Saturday, 9 July 2011

Scooters, Boats, and Paul Weller’s Haircut

I’ve got myself a job, working in a shipyard for a company that makes insanely priced luxury motor yachts for foreign gentlemen with more money than sense.

They’re beautiful things, these boats; white and gleaming: they nose through the blue waters like mythical sea beasts.  They are things of dream and fantasy; the kind of item you probably imagined yourself buying before you resigned yourself to the fact that you were never going to win the lottery. You can get one for between £750,000 (if you have a modest budget) and twenty million quid (if you’re more of an exhibitionist), and it'll be made almost entirely from stuff that you can get at B&Q.

There are several hundred people employed at the shipyard, but providence saw fit to put me on a team of scooter enthusiasts. These guys are far more interested in talking about the latest modifications to their Lambrettas than they are about anything that’s happening on the boat, which is fine by me. They were very pleased, I think, that the newest member of their team was not a freakishly huge eastern European body builder foaming at the mouth from too many steroids (which they were expecting), but a thin white sleepy looking bird with a Paul Weller haircut, rectangular sunglasses and a “Watch the Cloth, Moth” T-shirt.

At the moment the lads are in excited anticipation of the Isle of Wight scooter rally. 

         “We go every year,” Frenchy told me, “why don’t you come with us? I reckon it’s going to be Roger Daltrey headlining. Last year it was Ronnie Lane. The year before it was Madness.”

“I’d love to,” I said, “but I don’t have a scooter.”

“That’s ok. Half the people there don’t have a scooter. It don’t matter. It’s just three days of camping in a field and getting extremely pissed. I drink a bottle of Bacardi every night. You drink Bacardi?”

“No, I don’t drink at all these days.”

“Why not?”

“Because I’m allergic to alcohol.”

“Why, what happens? Does it make you break out in a rash?”

“No, it makes me break into your house.”

And so began the discussion about alcoholism. I described the physical craving and mental obsession, and they all decided they had at least one person amongst their acquaintance who was probably alcoholic. The carpet fitter was kneeling in the corner listening intently. I knew he was listening because he is an alcoholic, but it hasn't dawned on him yet. When he does he’ll know who to talk to.

“Anyway,” I said to Frenchy, “I can’t really afford to go to the Isle of Wight, because I’m saving up to go to India for two months at the end of the year.”

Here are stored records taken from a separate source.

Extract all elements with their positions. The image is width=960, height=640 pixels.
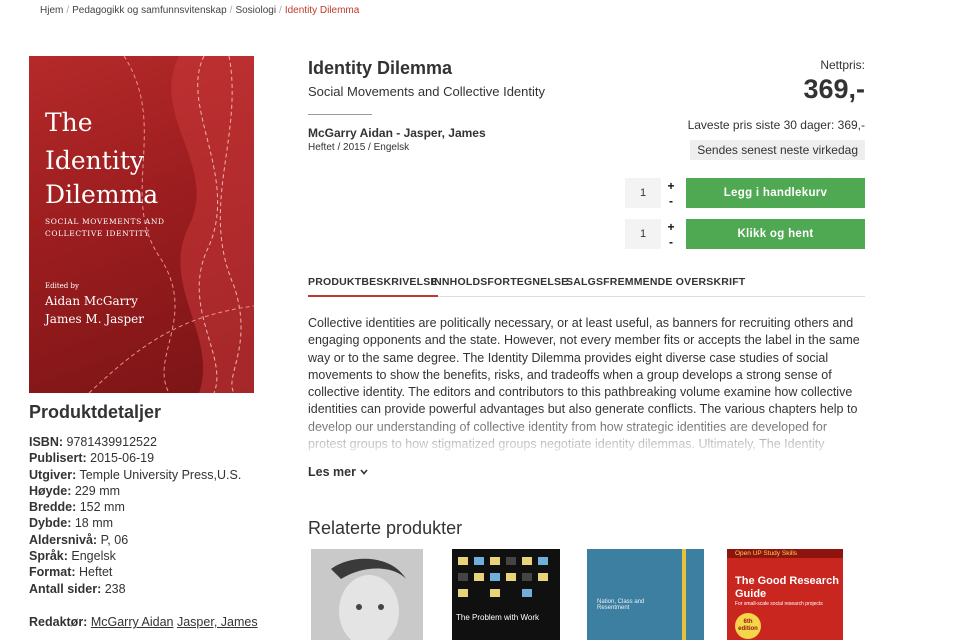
chevron-down-icon [360,469,369,475]
related-product-series: Open UP Study Skills [735,550,798,557]
book-cover-image[interactable]: The Identity Dilemma SOCIAL MOVEMENTS AN… [29,56,254,393]
price-value: 369,- [803,74,865,104]
product-details-list: ISBN: 9781439912522 Publisert: 2015-06-1… [29,434,241,597]
breadcrumb-separator: / [229,5,233,16]
description-fade [308,410,868,454]
product-details-heading: Produktdetaljer [29,402,162,422]
breadcrumb-separator: / [279,5,282,16]
cover-edited-by: Edited by [45,282,79,290]
related-product-card[interactable] [311,549,423,640]
breadcrumb-home[interactable]: Hjem [40,5,63,16]
detail-label: Høyde: [29,483,72,498]
related-product-title: The Good Research Guide [735,575,839,600]
related-product-card[interactable]: Open UP Study Skills The Good Research G… [727,549,843,640]
quantity-decrease-button[interactable]: - [665,236,677,248]
editor-link[interactable]: McGarry Aidan [91,615,174,629]
cover-title-line: The [45,108,93,137]
detail-value: 2015-06-19 [90,451,155,466]
editor-link[interactable]: Jasper, James [177,615,258,629]
detail-value: 152 mm [79,500,125,515]
product-meta: Heftet / 2015 / Engelsk [308,142,410,153]
quantity-input[interactable]: 1 [625,178,661,208]
product-subtitle: Social Movements and Collective Identity [308,84,546,99]
detail-value: 18 mm [74,516,114,531]
detail-row-isbn: ISBN: 9781439912522 [29,434,241,450]
add-to-cart-button[interactable]: Legg i handlekurv [686,178,865,208]
detail-row-publisher: Utgiver: Temple University Press,U.S. [29,467,241,483]
detail-row-published: Publisert: 2015-06-19 [29,450,241,466]
cover-title-line: Identity [45,146,144,175]
detail-label: Utgiver: [29,467,77,482]
tab-table-of-contents[interactable]: INNHOLDSFORTEGNELSE [431,276,568,297]
lowest-price-note: Laveste pris siste 30 dager: 369,- [687,118,865,132]
detail-label: Språk: [29,549,68,564]
detail-label: Antall sider: [29,581,102,596]
read-more-link[interactable]: Les mer [308,465,369,479]
detail-value: 9781439912522 [66,435,157,449]
breadcrumb-current: Identity Dilemma [284,5,360,16]
tab-promotional-headline[interactable]: SALGSFREMMENDE OVERSKRIFT [566,276,745,297]
read-more-label: Les mer [308,465,356,479]
shipping-badge: Sendes senest neste virkedag [690,140,865,160]
detail-value: 238 [104,581,126,596]
product-authors[interactable]: McGarry Aidan - Jasper, James [308,126,486,140]
product-tabs: PRODUKTBESKRIVELSE INNHOLDSFORTEGNELSE S… [308,276,865,297]
detail-row-height: Høyde: 229 mm [29,483,241,499]
related-products-heading: Relaterte produkter [308,518,463,538]
breadcrumb-subcategory[interactable]: Sosiologi [235,5,276,16]
detail-row-language: Språk: Engelsk [29,548,241,564]
title-divider [308,114,372,115]
product-title: Identity Dilemma [308,58,453,78]
detail-value: 229 mm [74,483,121,498]
related-product-card[interactable]: The Problem with Work [452,549,560,640]
cover-editor: Aidan McGarry [45,294,138,308]
related-product-title: The Problem with Work [456,613,539,622]
detail-label: Bredde: [29,500,77,515]
edition-badge: 6th edition [735,613,761,639]
editor-row: Redaktør: McGarry Aidan Jasper, James [29,615,258,629]
detail-row-age-level: Aldersnivå: P, 06 [29,532,241,548]
tab-product-description[interactable]: PRODUKTBESKRIVELSE [308,276,438,297]
detail-row-format: Format: Heftet [29,564,241,580]
cover-stripe [682,549,686,640]
detail-value: Heftet [79,565,113,580]
detail-value: P, 06 [100,532,129,547]
detail-label: Format: [29,565,76,580]
breadcrumb: Hjem / Pedagogikk og samfunnsvitenskap / Sos… [40,5,359,16]
click-and-collect-button[interactable]: Klikk og hent [686,219,865,249]
price-label: Nettpris: [820,58,865,72]
breadcrumb-category[interactable]: Pedagogikk og samfunnsvitenskap [72,5,227,16]
detail-label: Aldersnivå: [29,532,98,547]
related-cover-image [452,549,560,640]
breadcrumb-separator: / [66,5,70,16]
detail-row-width: Bredde: 152 mm [29,499,241,515]
editor-label: Redaktør: [29,615,88,629]
related-product-subtitle: For small-scale social research projects [735,601,823,607]
related-cover-image [311,549,423,640]
quantity-increase-button[interactable]: + [665,221,677,233]
detail-row-pages: Antall sider: 238 [29,581,241,597]
detail-value: Engelsk [71,549,116,564]
detail-value: Temple University Press,U.S. [79,467,242,482]
related-product-title: Nation, Class and Resentment [597,599,645,611]
detail-label: ISBN: [29,435,64,449]
related-product-card[interactable]: Nation, Class and Resentment [587,549,704,640]
quantity-decrease-button[interactable]: - [665,195,677,207]
cover-editor: James M. Jasper [45,312,144,326]
quantity-increase-button[interactable]: + [665,180,677,192]
detail-label: Publisert: [29,451,87,466]
detail-label: Dybde: [29,516,72,531]
detail-row-depth: Dybde: 18 mm [29,515,241,531]
quantity-input[interactable]: 1 [625,219,661,249]
cover-title-line: Dilemma [45,180,159,209]
cover-subtitle: SOCIAL MOVEMENTS AND COLLECTIVE IDENTITY [45,217,165,238]
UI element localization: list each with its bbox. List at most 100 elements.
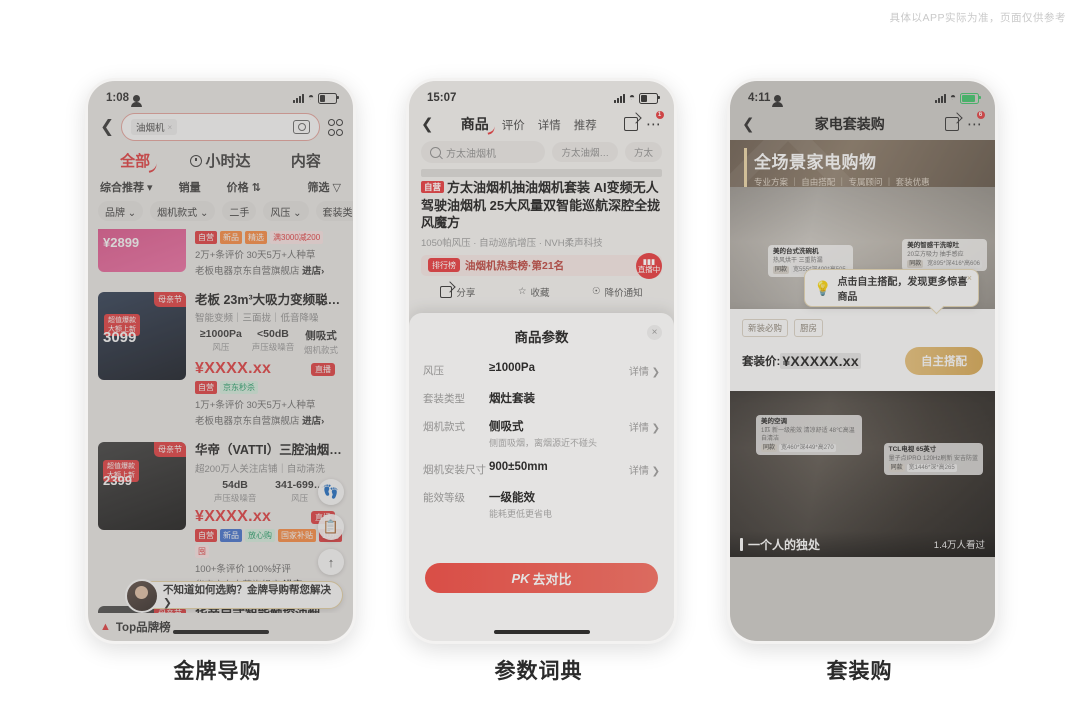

“Really? I’ve never been to India. What are you going there for?”

“Well, I’m going to study.”

“Study what?”


“What’s that?”

“It’s the science of self-inquiry. The study of consciousness.”

“No shit. Wow. How cool is that. You know you can pick up a scooter for a couple of hundred quid out there. Hey Arnie! Paul Weller’s going to India!”

“That’s great, Paul Weller!” the voice of Arnie drifted in from the cockpit. “Now we can import some Lambrettas!”